I got this under cygwin:
$ (echo "asdf"; \
echo "1234"; \
echo "asdf1234adsf1234asdf"; \
echo "1m2m3m4m5m6m7m8m9m0m1m2m3m4m5m6m7m8m9") | \
sed -n -e "/[0-9]/s/^[^0-9]*\([0-9]*\)[^0-9]*\([0-9]*\)[^0-9]*\([0-9]*\)[^0-9]*\([0-9]*\)[^0-9]*\([0-9]*\)[^0-9]*\([0-9]*\)[^0-9]*\([0-9]*\)[^0-9]*\([0-9]*\)[^0-9]*\([0-9]*\).*$/\1 \2 \3 \4 \5 \6 \7 \8 \9/p"
1234
1234 1234
1 2 3 4 5 6 7 8 9
$
You need include whole line to print group, which you're doing at the second command but you don't need to group the first wildcard. This will work as well:
echo "/home/me/myfile-99" | sed -r 's/.*myfile-(.*)$/\1/'
It's not what the OP asked for (capturing groups) but you can extract the numbers using:
S='This is a sample 123 text and some 987 numbers'
echo "$S" | sed 's/ /\n/g' | sed -r '/([0-9]+)/ !d'
Gives the following:
123
987
I want to give a simpler example on "output only captured groups with sed"

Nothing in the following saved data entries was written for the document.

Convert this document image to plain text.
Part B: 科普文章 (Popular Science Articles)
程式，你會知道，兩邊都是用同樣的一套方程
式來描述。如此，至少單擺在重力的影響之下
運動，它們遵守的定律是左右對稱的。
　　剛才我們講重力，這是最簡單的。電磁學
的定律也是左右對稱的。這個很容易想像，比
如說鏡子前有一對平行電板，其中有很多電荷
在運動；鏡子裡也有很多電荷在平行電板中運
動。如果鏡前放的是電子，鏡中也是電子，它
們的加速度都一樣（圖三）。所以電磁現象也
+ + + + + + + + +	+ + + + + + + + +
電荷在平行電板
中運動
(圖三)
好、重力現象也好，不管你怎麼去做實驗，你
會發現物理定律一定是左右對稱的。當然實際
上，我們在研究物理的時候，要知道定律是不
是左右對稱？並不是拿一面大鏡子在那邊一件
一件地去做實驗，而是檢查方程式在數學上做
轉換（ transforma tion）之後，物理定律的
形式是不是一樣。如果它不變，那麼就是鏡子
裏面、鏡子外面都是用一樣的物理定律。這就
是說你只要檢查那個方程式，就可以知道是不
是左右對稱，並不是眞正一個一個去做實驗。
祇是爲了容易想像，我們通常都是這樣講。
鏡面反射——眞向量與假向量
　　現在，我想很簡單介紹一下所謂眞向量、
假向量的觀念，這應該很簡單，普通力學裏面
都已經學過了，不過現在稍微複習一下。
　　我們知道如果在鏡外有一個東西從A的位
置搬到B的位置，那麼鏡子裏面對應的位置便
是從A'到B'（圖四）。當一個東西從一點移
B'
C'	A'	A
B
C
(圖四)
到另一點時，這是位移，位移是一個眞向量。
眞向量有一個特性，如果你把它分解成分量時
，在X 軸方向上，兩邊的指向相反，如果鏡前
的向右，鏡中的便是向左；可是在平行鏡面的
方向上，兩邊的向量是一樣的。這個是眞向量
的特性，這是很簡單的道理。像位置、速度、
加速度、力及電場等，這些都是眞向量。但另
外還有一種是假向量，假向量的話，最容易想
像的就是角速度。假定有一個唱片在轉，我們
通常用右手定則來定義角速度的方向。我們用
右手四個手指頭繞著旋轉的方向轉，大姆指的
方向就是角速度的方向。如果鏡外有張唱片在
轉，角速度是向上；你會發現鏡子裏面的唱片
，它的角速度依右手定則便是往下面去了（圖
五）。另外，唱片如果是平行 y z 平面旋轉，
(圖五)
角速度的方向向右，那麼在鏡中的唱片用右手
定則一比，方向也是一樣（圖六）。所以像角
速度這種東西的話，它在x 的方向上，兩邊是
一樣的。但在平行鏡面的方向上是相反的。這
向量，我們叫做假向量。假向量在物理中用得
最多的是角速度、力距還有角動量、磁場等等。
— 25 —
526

I have /home/me/myfile-99 and wish to output the serial number of the file: 99
My first try, which didn't work was:
echo "/home/me/myfile-99" | sed -r 's/myfile-(.*)$/\1/'
# output: /home/me/99
To make this work, we need to capture the unwanted portion in capture group as well:
echo "/home/me/myfile-99" | sed -r 's/^(.*)myfile-(.*)$/\2/'
# output: 99
*) Note that sed doesn't have \d
You can use ripgrep, which also seems to be a sed replacement for simple substitutions, like this
rg '(\d+)' -or '$1'
where ripgrep uses -o or --only matching and -r or --replace to output only the first capture group with $1 (quoted to be avoid intepretation as a variable by the shell) two times due to two matches.